Deep breath. It’s gonna be ok. There are no monsters under the bed (just in the White House and in the Alberta Legislature Building). And ordinary life goes on even as kings tantrum and empires fall.
I’m sort of re-reading P.D. James’s The Black Tower, and there’s this: “This is the spiritual life: the ordinary things that one does hour from hour.” And it’s true: I don’t fight it. This is life, this is all life is: the things one does, from moment to moment, and this is my life… but I don’t want to do any of the ordinary things.
I just want to stay in bed.
Yawn. Sniff. Hide.
OK, woman. Do it. Deep breath and covers off and feet on the floor and ass in gear—no, this pep talk is definitely not working. Can you find something that you really want to do today, focus on that, grab it with both hands, pul yourself out of bed that way?
And so this is the final test.
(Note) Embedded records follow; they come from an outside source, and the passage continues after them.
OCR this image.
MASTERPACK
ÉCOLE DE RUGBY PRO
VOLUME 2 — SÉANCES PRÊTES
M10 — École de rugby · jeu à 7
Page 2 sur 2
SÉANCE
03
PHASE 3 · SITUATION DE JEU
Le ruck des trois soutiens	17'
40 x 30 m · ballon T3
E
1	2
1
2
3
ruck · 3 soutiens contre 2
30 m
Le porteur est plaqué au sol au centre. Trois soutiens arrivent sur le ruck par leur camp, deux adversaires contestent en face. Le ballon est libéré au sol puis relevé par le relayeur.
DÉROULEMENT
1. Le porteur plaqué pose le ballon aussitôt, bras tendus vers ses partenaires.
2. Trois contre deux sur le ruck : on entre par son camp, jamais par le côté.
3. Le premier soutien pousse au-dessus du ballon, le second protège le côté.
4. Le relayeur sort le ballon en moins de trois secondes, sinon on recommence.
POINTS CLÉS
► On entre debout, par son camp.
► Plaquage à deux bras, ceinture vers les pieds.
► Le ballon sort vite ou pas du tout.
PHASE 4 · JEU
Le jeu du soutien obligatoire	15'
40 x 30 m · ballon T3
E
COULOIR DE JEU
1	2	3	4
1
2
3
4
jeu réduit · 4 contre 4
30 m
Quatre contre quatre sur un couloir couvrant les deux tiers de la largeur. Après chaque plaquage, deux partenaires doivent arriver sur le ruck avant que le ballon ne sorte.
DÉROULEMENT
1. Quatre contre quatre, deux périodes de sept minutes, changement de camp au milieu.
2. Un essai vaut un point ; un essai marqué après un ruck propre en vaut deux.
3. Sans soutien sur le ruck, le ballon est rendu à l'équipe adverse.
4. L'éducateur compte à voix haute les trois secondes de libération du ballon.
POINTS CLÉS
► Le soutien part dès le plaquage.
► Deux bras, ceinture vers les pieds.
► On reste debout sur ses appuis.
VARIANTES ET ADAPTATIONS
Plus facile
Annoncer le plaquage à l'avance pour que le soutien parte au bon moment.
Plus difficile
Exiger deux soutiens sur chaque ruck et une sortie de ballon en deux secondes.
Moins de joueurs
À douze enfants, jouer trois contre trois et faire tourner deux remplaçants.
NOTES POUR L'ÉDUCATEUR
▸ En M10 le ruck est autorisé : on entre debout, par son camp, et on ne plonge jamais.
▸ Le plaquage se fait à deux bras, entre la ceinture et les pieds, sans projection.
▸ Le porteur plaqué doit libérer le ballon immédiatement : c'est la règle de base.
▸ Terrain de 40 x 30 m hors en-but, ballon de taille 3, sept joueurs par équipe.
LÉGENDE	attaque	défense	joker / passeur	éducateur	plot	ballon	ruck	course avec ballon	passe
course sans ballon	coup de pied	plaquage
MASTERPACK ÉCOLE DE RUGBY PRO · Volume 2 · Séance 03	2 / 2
You don’t want to, I don’t want to. But we do it anyway. Covers off. Feet on the cheap but pretty faux Persian rug. Then into slippers. Pad into the kitchen. Coffee.
Start moving, starting doing, even when you don’t want to. Desire may come. Or not. But once you take the first step, the second one is easier.
Even when you don’t want to.
PS “Retro-posting” because on that particular day, I did manage enough energy to write the post, but not quite enough to transcribe it and upload it. We do what we can, right? Right. Today is a better day.